Waterbury Police Chief Fernando Spagnolo said the family first landed on investigators' radar in 2005 when his school reported concerns to the Children and Family Division (DCF) where he visited the home twice.

The victim later told the visitors (when he was 11) that he urged detectives to Sullivan, who is facing charges of assault and lure, to let him out of school forever.

20 years ago, Tom Panone, his principal at Bernard Elementary School; He told NBC Connecticut He knew something was “terribly wrong” after the staff first found the thin child stole food and eating out of the trash.

Sullivan will be arrested on March 12, 2025. Waterbury Police Station via the AP
Sullivan was charged with assault and inducement. Waterbury Police Station via the AP

“Ever since he was five years old, everyone was really interested in this kid. You knew something was wrong. It was so badly wrong,” Panon said.

“We knew that. We reported it. No damn thing was done. That's the whole tragedy.”

In a statement Thursday, DCF expressed sadness over the “unspeakable state” endured by current adult victims, praised him for showing “incredible strength and resilience,” but said there was no record of receiving a report on his behalf.

Tom Panone, principal of the victims of Bernard Elementary School 20 years ago, said he knew something was wrong at the boy's house at the time. NBC Connecticut

” [DCF] We have a wide range of current and historical databases and have not been able to find records relating to this family or any other person's names that they have shown to report to our department,” the statement read in part.

DCF noted that under each Connecticut law, unfounded abuse and neglect reports will be removed five years later if no further complaints have been filed.

“We will continue our search and ask anyone with additional information to contact the Waterbury Police Department,” the department wrote.
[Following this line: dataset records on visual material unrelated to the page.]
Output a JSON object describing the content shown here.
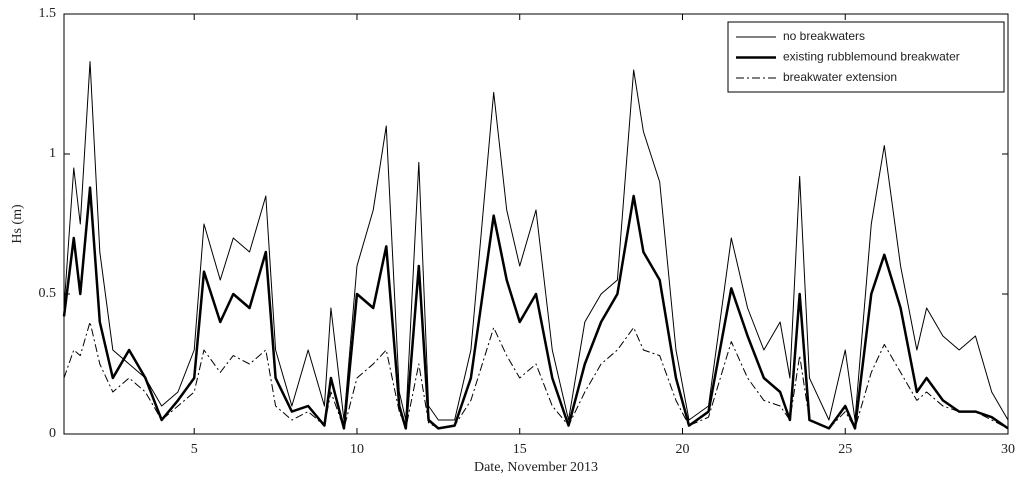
{
  "chart_data": {
    "type": "line",
    "x_label": "Date, November 2013",
    "y_label": "Hs (m)",
    "xlim": [
      1,
      30
    ],
    "xticks": [
      5,
      10,
      15,
      20,
      25,
      30
    ],
    "ylim": [
      0,
      1.5
    ],
    "yticks": [
      0,
      0.5,
      1,
      1.5
    ],
    "legend": "upper right",
    "x": [
      1,
      1.3,
      1.5,
      1.8,
      2.1,
      2.5,
      3,
      3.5,
      4,
      4.5,
      5,
      5.3,
      5.8,
      6.2,
      6.7,
      7.2,
      7.5,
      8,
      8.5,
      9,
      9.2,
      9.6,
      10,
      10.5,
      10.9,
      11.3,
      11.5,
      11.9,
      12.2,
      12.5,
      13,
      13.5,
      14.2,
      14.6,
      15,
      15.5,
      16,
      16.5,
      17,
      17.5,
      18,
      18.5,
      18.8,
      19.3,
      19.8,
      20.2,
      20.8,
      21.5,
      22,
      22.5,
      23,
      23.3,
      23.6,
      23.9,
      24.5,
      25,
      25.3,
      25.8,
      26.2,
      26.7,
      27.2,
      27.5,
      28,
      28.5,
      29,
      29.5,
      30
    ],
    "series": [
      {
        "name": "no breakwaters",
        "color": "#000000",
        "line_width": 1,
        "style": "solid",
        "values": [
          0.45,
          0.95,
          0.75,
          1.33,
          0.65,
          0.3,
          0.25,
          0.2,
          0.1,
          0.15,
          0.3,
          0.75,
          0.55,
          0.7,
          0.65,
          0.85,
          0.3,
          0.1,
          0.3,
          0.1,
          0.45,
          0.05,
          0.6,
          0.8,
          1.1,
          0.15,
          0.05,
          0.97,
          0.1,
          0.05,
          0.05,
          0.3,
          1.22,
          0.8,
          0.6,
          0.8,
          0.3,
          0.05,
          0.4,
          0.5,
          0.55,
          1.3,
          1.08,
          0.9,
          0.3,
          0.05,
          0.1,
          0.7,
          0.45,
          0.3,
          0.4,
          0.2,
          0.92,
          0.2,
          0.05,
          0.3,
          0.05,
          0.75,
          1.03,
          0.6,
          0.3,
          0.45,
          0.35,
          0.3,
          0.35,
          0.15,
          0.05
        ]
      },
      {
        "name": "existing rubblemound breakwater",
        "color": "#000000",
        "line_width": 2.5,
        "style": "solid",
        "values": [
          0.42,
          0.7,
          0.5,
          0.88,
          0.4,
          0.2,
          0.3,
          0.2,
          0.05,
          0.12,
          0.2,
          0.58,
          0.4,
          0.5,
          0.45,
          0.65,
          0.2,
          0.08,
          0.1,
          0.03,
          0.2,
          0.02,
          0.5,
          0.45,
          0.67,
          0.1,
          0.02,
          0.6,
          0.05,
          0.02,
          0.03,
          0.2,
          0.78,
          0.55,
          0.4,
          0.5,
          0.2,
          0.03,
          0.25,
          0.4,
          0.5,
          0.85,
          0.65,
          0.55,
          0.2,
          0.03,
          0.08,
          0.52,
          0.35,
          0.2,
          0.15,
          0.05,
          0.5,
          0.05,
          0.02,
          0.1,
          0.02,
          0.5,
          0.64,
          0.45,
          0.15,
          0.2,
          0.12,
          0.08,
          0.08,
          0.06,
          0.02
        ]
      },
      {
        "name": "breakwater extension",
        "color": "#000000",
        "line_width": 1,
        "style": "dash-dot",
        "values": [
          0.2,
          0.3,
          0.28,
          0.4,
          0.25,
          0.15,
          0.2,
          0.15,
          0.05,
          0.1,
          0.15,
          0.3,
          0.22,
          0.28,
          0.25,
          0.3,
          0.1,
          0.05,
          0.08,
          0.03,
          0.15,
          0.02,
          0.2,
          0.25,
          0.3,
          0.08,
          0.02,
          0.25,
          0.04,
          0.02,
          0.03,
          0.12,
          0.38,
          0.28,
          0.2,
          0.25,
          0.1,
          0.03,
          0.15,
          0.25,
          0.3,
          0.38,
          0.3,
          0.28,
          0.12,
          0.03,
          0.06,
          0.33,
          0.2,
          0.12,
          0.1,
          0.05,
          0.28,
          0.05,
          0.02,
          0.08,
          0.02,
          0.22,
          0.32,
          0.22,
          0.12,
          0.15,
          0.1,
          0.08,
          0.08,
          0.05,
          0.02
        ]
      }
    ]
  }
}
Conditions inside the Waterbury House. Douglas Healy

At a press conference on Thursday, the top Waterbury police officer Spagnolo called the details of the incident “shivering,” and in his 33 years in law enforcement, the Horror of Horrors was “the worst treatment of humanity I've ever witnessed.”
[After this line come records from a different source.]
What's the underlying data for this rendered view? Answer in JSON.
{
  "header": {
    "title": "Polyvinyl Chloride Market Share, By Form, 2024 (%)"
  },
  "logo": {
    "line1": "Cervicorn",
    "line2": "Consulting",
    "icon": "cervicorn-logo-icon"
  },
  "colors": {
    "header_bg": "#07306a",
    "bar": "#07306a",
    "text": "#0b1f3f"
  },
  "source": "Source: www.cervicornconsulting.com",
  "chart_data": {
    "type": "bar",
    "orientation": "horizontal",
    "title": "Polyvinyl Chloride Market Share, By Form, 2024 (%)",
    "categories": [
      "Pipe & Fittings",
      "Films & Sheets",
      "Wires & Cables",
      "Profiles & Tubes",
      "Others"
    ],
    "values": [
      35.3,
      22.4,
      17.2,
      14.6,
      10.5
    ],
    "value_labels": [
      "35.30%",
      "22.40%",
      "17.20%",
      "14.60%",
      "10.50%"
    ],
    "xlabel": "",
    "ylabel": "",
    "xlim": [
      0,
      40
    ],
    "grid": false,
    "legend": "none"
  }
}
Prosecutors compared his son-in-law to a victim of the Holocaust, describing the surprisingly debilitating man who spent most of his life starving, “without exaggeration, without exaggeration, similar to the survivors of Auschwitz's death camp.”
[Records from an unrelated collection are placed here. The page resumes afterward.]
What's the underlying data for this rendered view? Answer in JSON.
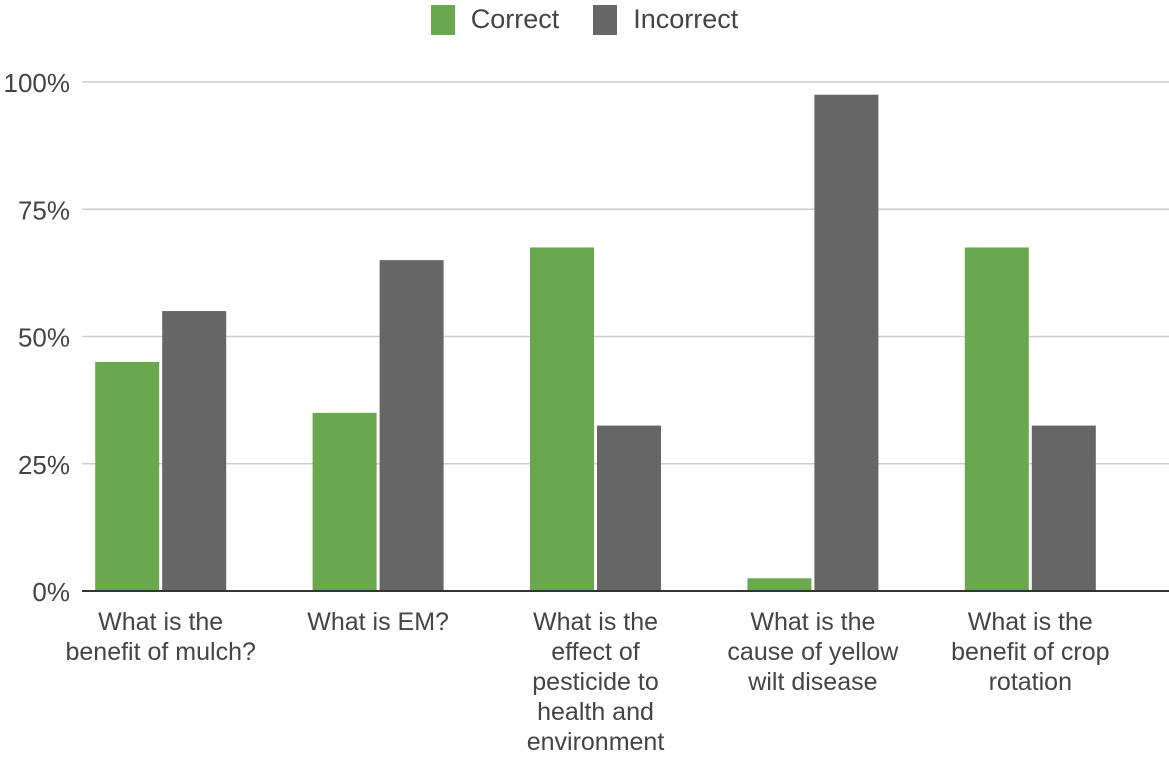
{
  "legend": {
    "items": [
      {
        "label": "Correct",
        "color": "#6aa84f"
      },
      {
        "label": "Incorrect",
        "color": "#666666"
      }
    ]
  },
  "chart_data": {
    "type": "bar",
    "title": "",
    "xlabel": "",
    "ylabel": "",
    "ylim": [
      0,
      100
    ],
    "yticks": [
      "0%",
      "25%",
      "50%",
      "75%",
      "100%"
    ],
    "ytick_values": [
      0,
      25,
      50,
      75,
      100
    ],
    "grid": true,
    "legend_position": "top-center",
    "categories": [
      [
        "What is the",
        "benefit of mulch?"
      ],
      [
        "What is EM?"
      ],
      [
        "What is the",
        "effect of",
        "pesticide to",
        "health and",
        "environment"
      ],
      [
        "What is the",
        "cause of yellow",
        "wilt disease"
      ],
      [
        "What is the",
        "benefit of crop",
        "rotation"
      ]
    ],
    "series": [
      {
        "name": "Correct",
        "color": "#6aa84f",
        "values": [
          45,
          35,
          67.5,
          2.5,
          67.5
        ]
      },
      {
        "name": "Incorrect",
        "color": "#666666",
        "values": [
          55,
          65,
          32.5,
          97.5,
          32.5
        ]
      }
    ]
  }
}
His 56-year-old stepmother, Sullivan, was arrested Wednesday and charged with first-degree assault, second-degree lure, first-degree unlawful detention, atrocities on people and first-degree reckless danger, maintaining her innocence, according to her lawyers. She gushed out Thursday afternoon after posting $300,000 bonds.

The neighbors may accidentally wander around, including a daughter who swapped waves out of her bedroom window when she shook a backyard swing set more than a decade ago.

“He waved at her, she waved at him, she had no thought of it, but we didn't look at him,” he said. He estimated the “little boy” who spyed on the window of the day.

After his son-in-law's biological father passed away last year, he told investigators that his prisoner became even more restrictive and was locked in a room between 22 and 24 hours a day. He said the threat of longer lockdowns and withholding food would not tell anyone how he was forced to live.

Waterbury House basement. Douglas Healy
The victim was only 68 pounds when rescued from Hosue. Douglas Healy in the New York Post

He told detectives he spent endless hours in solitary confinement outside counting cars, or he was listening to local radio station WZBG (“Soft Rock 97.3”) and broadcasting UConn basketball games and WNPR.

He cut his hair and said he hadn't taken a bath in years and had never gone to a dentist. He said that if he bites into a small portion of the food he has been assigned, rotten teeth can be crushed.

He used newspapers and bottles to dispose of the waste, excavating funnels and a series of straws, passing through the window holes.

His son-in-law said that his late father and two half sisters locked him up and didn't actively help him, but they knew his light form well. Although few people have come to the house, when they did, he was threatened with keeping quiet.

“I've been kept secret for the rest of my life,” he told investigators.